ラフではあるが、自然の状態で妥当な呼吸をする素質を、多くの人が持っているのではないか。したがって「吹きやすかったらええやないか」にも一理あるのでは?
「自然」と「我流」の違いについて考えましょう。
「吹きやすかったらええやないか」という発言に対して、私は「誤解を招くかもしれない」とコメントしました。
発言者の真意は「自然に呼吸すればええやないか」なのでしょうが、実際には「我流に呼吸すればええやないか」となってしまうからです。
そして、ほとんどの場合、「我流」はきわめて「不自然」なのです。この話は奥が深いので、ここではあまり深入りしませんが、脱力法の話とからめて、いずれ本格的に考察することにしましょう。
どうすれば正しいエクササイズを選べるようになるのか。
エクササイズそのものに「正しい」「間違っている」という差はないというのが私の考えです。
腹式呼吸を「善」といったり「悪」と呼んだりするのも、ロングトーンを神聖視する一派と毛虫のように嫌う一派が対立するのも、不毛な議論だと考えています。エクササイズ自体はニュートラルなものだと思うからです。大切なのは、そのエクササイズを、全体の体系の中で「どう位置付けるか」ではないでしょうか。
「ヨーガ行者がなにかすれば、それはすべてヨーガになる」という言葉があります。坐ることも、息をすることも、寝ることも、すべてがヨーガになる。これは、行者がその行為をヨーガの修行であると「位置付けた」からそうなるわけです。
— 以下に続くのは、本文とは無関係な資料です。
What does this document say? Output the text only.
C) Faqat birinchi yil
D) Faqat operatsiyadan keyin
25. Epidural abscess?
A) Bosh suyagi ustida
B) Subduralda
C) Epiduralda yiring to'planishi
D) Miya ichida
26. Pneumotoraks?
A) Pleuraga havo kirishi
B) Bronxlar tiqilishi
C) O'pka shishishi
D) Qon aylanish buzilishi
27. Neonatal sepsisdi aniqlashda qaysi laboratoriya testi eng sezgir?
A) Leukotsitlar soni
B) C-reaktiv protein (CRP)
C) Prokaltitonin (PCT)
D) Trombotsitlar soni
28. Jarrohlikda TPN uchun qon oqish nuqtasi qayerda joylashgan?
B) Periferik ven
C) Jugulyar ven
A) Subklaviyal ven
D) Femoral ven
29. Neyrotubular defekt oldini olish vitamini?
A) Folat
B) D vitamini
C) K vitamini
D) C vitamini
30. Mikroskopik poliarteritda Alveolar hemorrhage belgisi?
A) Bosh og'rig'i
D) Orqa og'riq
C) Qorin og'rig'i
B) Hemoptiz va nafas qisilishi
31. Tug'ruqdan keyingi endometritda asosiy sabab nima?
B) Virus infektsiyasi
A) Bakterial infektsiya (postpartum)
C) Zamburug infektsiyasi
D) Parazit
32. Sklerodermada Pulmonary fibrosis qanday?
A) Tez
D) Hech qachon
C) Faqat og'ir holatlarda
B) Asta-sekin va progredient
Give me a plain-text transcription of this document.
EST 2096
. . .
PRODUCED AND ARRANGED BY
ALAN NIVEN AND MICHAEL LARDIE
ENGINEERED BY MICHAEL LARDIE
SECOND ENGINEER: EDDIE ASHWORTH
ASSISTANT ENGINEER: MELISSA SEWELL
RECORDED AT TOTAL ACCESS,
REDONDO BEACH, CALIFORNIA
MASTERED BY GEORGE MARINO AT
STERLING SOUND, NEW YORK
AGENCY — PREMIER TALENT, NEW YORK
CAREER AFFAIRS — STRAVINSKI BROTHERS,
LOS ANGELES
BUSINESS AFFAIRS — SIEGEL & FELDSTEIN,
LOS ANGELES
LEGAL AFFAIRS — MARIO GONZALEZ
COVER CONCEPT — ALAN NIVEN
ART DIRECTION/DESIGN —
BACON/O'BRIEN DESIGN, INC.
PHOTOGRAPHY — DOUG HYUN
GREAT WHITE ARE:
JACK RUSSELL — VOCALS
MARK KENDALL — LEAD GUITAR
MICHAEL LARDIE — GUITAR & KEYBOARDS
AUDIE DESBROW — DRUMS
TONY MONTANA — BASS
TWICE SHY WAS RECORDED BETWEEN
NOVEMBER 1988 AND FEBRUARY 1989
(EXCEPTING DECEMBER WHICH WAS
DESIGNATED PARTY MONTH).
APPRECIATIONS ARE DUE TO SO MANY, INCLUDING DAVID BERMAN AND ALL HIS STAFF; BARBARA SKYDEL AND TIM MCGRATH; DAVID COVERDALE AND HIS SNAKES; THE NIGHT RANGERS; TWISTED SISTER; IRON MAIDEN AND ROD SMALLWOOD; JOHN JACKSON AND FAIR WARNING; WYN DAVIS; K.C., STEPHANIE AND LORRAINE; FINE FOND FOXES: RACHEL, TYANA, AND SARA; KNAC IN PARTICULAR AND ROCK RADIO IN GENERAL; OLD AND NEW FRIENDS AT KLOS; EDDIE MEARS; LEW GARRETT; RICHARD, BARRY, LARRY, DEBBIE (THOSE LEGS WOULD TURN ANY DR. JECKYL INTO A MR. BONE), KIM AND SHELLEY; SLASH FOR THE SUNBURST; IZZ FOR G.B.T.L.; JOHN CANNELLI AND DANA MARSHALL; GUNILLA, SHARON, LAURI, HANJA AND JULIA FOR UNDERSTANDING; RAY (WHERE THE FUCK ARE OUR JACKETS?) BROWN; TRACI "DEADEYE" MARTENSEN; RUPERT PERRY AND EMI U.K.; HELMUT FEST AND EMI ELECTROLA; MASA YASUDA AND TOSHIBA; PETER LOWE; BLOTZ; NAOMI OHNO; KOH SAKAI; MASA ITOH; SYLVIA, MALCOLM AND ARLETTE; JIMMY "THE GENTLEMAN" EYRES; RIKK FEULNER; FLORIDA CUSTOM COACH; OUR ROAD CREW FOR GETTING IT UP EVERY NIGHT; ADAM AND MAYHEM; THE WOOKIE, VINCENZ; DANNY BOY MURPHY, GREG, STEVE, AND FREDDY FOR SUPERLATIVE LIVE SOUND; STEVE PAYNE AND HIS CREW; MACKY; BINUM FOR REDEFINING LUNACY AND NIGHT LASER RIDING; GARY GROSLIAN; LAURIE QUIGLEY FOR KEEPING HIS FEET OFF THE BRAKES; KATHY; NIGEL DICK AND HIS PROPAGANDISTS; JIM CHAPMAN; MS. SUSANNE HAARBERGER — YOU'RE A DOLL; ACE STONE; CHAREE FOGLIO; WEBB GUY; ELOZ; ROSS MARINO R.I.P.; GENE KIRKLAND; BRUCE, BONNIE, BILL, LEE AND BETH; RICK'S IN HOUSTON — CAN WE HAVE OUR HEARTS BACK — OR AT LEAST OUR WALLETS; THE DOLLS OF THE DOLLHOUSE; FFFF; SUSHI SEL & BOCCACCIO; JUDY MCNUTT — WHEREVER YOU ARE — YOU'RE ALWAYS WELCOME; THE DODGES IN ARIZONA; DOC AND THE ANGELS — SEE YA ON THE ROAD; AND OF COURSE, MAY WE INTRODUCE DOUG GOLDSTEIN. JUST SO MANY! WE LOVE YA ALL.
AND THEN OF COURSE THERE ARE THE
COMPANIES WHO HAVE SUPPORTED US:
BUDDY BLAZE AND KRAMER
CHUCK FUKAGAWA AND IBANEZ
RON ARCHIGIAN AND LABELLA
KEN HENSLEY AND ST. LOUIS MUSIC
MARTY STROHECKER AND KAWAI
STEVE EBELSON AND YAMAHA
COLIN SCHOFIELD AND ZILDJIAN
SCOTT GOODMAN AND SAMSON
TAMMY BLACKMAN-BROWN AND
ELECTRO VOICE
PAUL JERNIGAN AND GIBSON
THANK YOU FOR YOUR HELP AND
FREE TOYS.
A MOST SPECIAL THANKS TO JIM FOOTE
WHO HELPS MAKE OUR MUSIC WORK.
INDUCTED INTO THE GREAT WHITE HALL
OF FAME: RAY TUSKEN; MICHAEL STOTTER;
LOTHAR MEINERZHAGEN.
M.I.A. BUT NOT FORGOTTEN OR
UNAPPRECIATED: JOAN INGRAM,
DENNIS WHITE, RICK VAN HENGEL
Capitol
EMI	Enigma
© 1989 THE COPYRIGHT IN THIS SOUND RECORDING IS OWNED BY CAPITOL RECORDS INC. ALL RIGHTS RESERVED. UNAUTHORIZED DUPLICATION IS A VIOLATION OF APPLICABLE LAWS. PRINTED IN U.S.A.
王向斎がすべての型(=エクササイズ)を無用のものとして廃し、立禅だけで強くなる修行システムを開発しえたのも、究極的にはエクササイズそのものに善し悪しがないからでしょう。そこにあるのは、「位置付け」の正しさだけだと思います。
私は野球は巨人ファンで、とりわけ松井のファンです。プロ野球ニュースなどを見ていると、松井の調子のいい時と悪い時のバッティングフォームについての解説が映像付きでなされています。
解説者は「調子のいい時にはこうだが今スランプでこんな風」などと丁寧に解説してくれるのですが、当の松井がそれが分かっているのか?
またそれを指摘されて直すことができるのか?
そんな疑問がわいてきます。
フォームを矯正しても松井の調子はよくならない、と言うことができるでしょう。スポーツでフォームをうるさく言うのも、管楽器奏法でアンブシュアに注目するのも、いずれも本質からはずれているというのが私の見解です。
なぜか。調子のいい時のフォームも、理想とされるアンブシュアも、外から見える「結果」にすぎません。その「結果」を成立させている「原因」は、パフォーマーの体内あるいは、意識内にあると考えられるからです。「原因」を変えれば「結果」は変わる。しかし「結果」の形だけ真似ようとしても、あまり効果はないと思います。
あの人のアンブシュアが良いからあれを真似しようというのは、数学の宿題で他人の答えだけを写して提出するようなものかもしれません。どうしてそういう答えにたどりついたか、自分ではまったくわからない。「なにがあのアンブシュアを成立させているか」という内面的な「原因」の究明をするのが正しいアプローチではないでしょうか。
イチローが、誰から何を言われようと、あの独特のフォームを変えなかったのは、彼もまたフォームという「結果」ではなくて、「原因」のトレーニングに取り組む認識力を備えていたからだと思います。「認識力」が違えば日々の練習の質が違うというのは、このことです。
管楽器は口で音がなるのだからアンブシュアが一番大事と考えがちですが、本当に大切なのは、奏法全体の中でアンブシュアの果たす役割を小さくしてやることではないかと思います。尻、腹、胸、喉、舌の役割を増やすことによって、相対的に唇の負担を減らす。
こういう制御努力の積み重ねという「原因」があって、はじめてすばらしいアンブシュアという「結果」が得られる、というのが私の考えです。